Several Democrats have suggested that the wind will be more at their backs once Americans see how draconian some of these cuts are, but I suspect that the wind at their backs will be their own. The arguments that such cuts would cripple an improving but still weak economy, valid as they are, are politically irrelevant. These cuts mostly affect poor people. The Tea Party, which calls for deep cuts in everything except defense (gotta protect ourselves from the British!), appeals to Middle Americans. Middle Americans, by and large, hate poor people, as some of the Tea Party demonstrations in the health care debate proved. So I imagine that cuts to aid for the poor and the less fortunate will prevail. To quote Bob Dole, where's the outrage?
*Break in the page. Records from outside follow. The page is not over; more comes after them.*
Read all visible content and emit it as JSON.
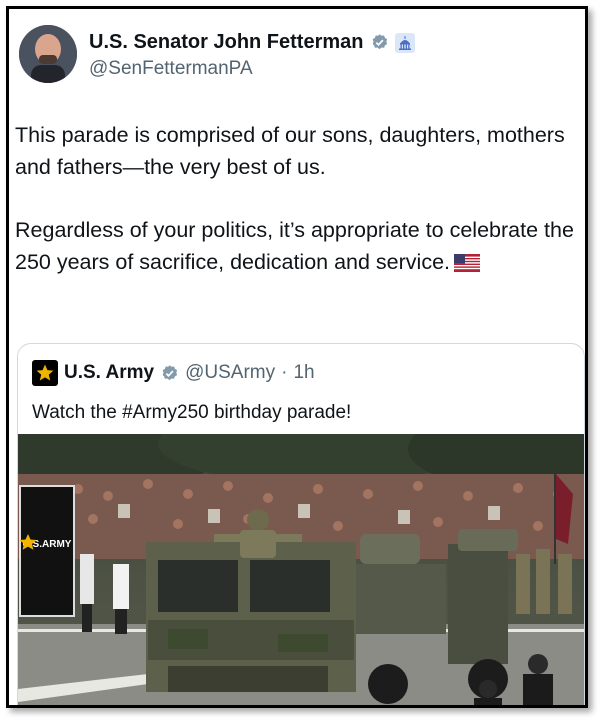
{
  "tweet": {
    "author_name": "U.S. Senator John Fetterman",
    "author_handle": "@SenFettermanPA",
    "paragraph_1": "This parade is comprised of our sons, daughters, mothers and fathers—the very best of us.",
    "paragraph_2": "Regardless of your politics, it’s appropriate to celebrate the 250 years of sacrifice, dedication and service.",
    "icons": [
      "verified-badge-icon",
      "capitol-building-icon",
      "us-flag-icon"
    ]
  },
  "quoted_tweet": {
    "author_name": "U.S. Army",
    "author_handle": "@USArmy",
    "separator": "·",
    "time_ago": "1h",
    "text": "Watch the #Army250 birthday parade!",
    "media_banner_text": "U.S.ARMY"
  },
  "colors": {
    "text_primary": "#0f1419",
    "text_secondary": "#536471",
    "border": "#cfd9de",
    "army_gold": "#f0b400"
  }
}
Some of it was in the House. Seven House Republicans - including Rodney Frelinghuysen, my congressman - fought to protect federal funding for Planned Parenthood. (The others were Judy Biggert of Illinois, Mary Bono Mack of California [Sonny Bono's widow], Charlie Dent of Pennsylvania, Charles Bass of New Hampshire, and freshmen Robert Dold of Illinois and Richard Hanna of New York.) I'm proud of Frelinghuysen for that. But the efforts of these seven representatives have put them in an unenviable situation, as the House Republican majority has injected social conservatism in the debate of fiscal responsibility, forcing them to walk a fine line between voting their consciences and reducing government spending.
We need cuts in agriculture subsidies, as Rand Paul has suggested. We need cuts in highway spending; mass transit moves more people for less cost. We need deep cuts in "defense" spending. And, we also need to do something about entitlement programs to keep them solvent. But most especially, we need so tax the rich. To generate more money for the federal government, we need to follow legendary bank robber Willie Sutton's advice and go where the money is.